Technicians determine the process route based on CAD models and extract query parameters from the operation features.

(2)

The query parameters are used as screening conditions and are compared with the process templates to determine whether there are similar cases to the assembly process. If so, an appropriate process template is selected as the mathematical model for process reasoning; otherwise, it needs to be redesigned.

(3)

A new assembly process design task is created based on the process template, and the process content is decided according to the query parameters. As shown in Figure 5, each object in the process information model generates its attributes through the parameter relationship in the process template. The process design system recommends the versions of devices and provides examples of numerical control programs for technicians to refer to.

(4)

On the interactive editing interface, the process inferred by the intelligent design system is revised in a guided manner. After confirmation by the technicians, the structured process data and NC programs are submitted to the process design task database for unified data management.

Figure 5. A demonstration of intelligent assembly process design.

Figure 5. A demonstration of intelligent assembly process design.

4. Results and Analysis

In order to verify the effectiveness of the proposed intelligent process design system, we invite five process personnel to participate in the simulation experiment. Each of them completes the assembly process, respectively, by manually consulting the documents and using our intelligent process design system. The total time cost is divided into consulting time and modification time, as presented in Figure 6. The consulting time includes the time for preparing the input process parameters and retrieving similar process instances. The modification time refers to the time taken to modify the process items to a reasonable process. As the number of assembly process documents grows, the intelligent process design system constructed in this work can retrieve similar process instances more efficiently. Meanwhile, the modification time of our system is the same as that of the traditional method, which reflects that the process design results suggested by our system can meet the requirements.

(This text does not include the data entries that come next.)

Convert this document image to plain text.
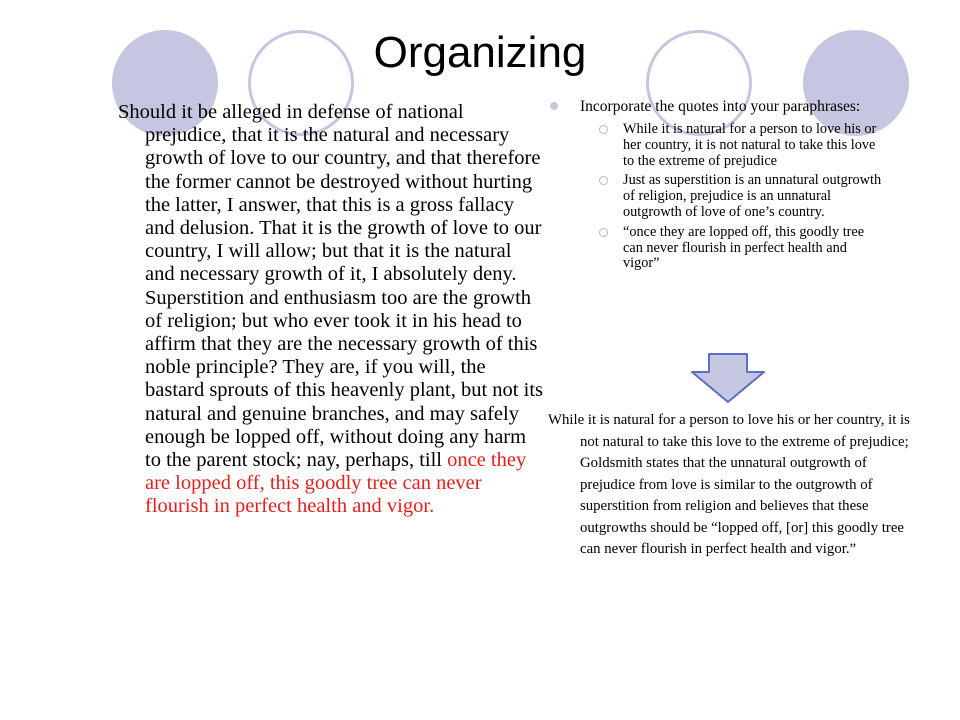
Organizing

Should it be alleged in defense of national prejudice, that it is the natural and necessary growth of love to our country, and that therefore the former cannot be destroyed without hurting the latter, I answer, that this is a gross fallacy and delusion. That it is the growth of love to our country, I will allow; but that it is the natural and necessary growth of it, I absolutely deny. Superstition and enthusiasm too are the growth of religion; but who ever took it in his head to affirm that they are the necessary growth of this noble principle? They are, if you will, the bastard sprouts of this heavenly plant, but not its natural and genuine branches, and may safely enough be lopped off, without doing any harm to the parent stock; nay, perhaps, till once they are lopped off, this goodly tree can never flourish in perfect health and vigor.

Incorporate the quotes into your paraphrases:
While it is natural for a person to love his or her country, it is not natural to take this love to the extreme of prejudice
Just as superstition is an unnatural outgrowth of religion, prejudice is an unnatural outgrowth of love of one’s country.
“once they are lopped off, this goodly tree can never flourish in perfect health and vigor”

While it is natural for a person to love his or her country, it is not natural to take this love to the extreme of prejudice; Goldsmith states that the unnatural outgrowth of prejudice from love is similar to the outgrowth of superstition from religion and believes that these outgrowths should be “lopped off, [or] this goodly tree can never flourish in perfect health and vigor.”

5. Conclusions and Future Work

This paper systematically sorts out the application framework of human–robot collaboration in helicopter fuselage assembly and designs a human–robot collaborative automated drilling and riveting process. Additionally, we develop an intelligent process design prototype system for human–robot collaborative assembly, achieving the integration of manufacturing resources, process information, and process design data. Through the reuse of historical process knowledge, it can realize the reasoning of device selection, process parameters, and numerical control programs, thereby intelligently assisting technicians in accomplishing process design. Future work includes promoting human–robot collaborative assembly into practice and further expanding the scope of the process design system in helicopter manufacturing.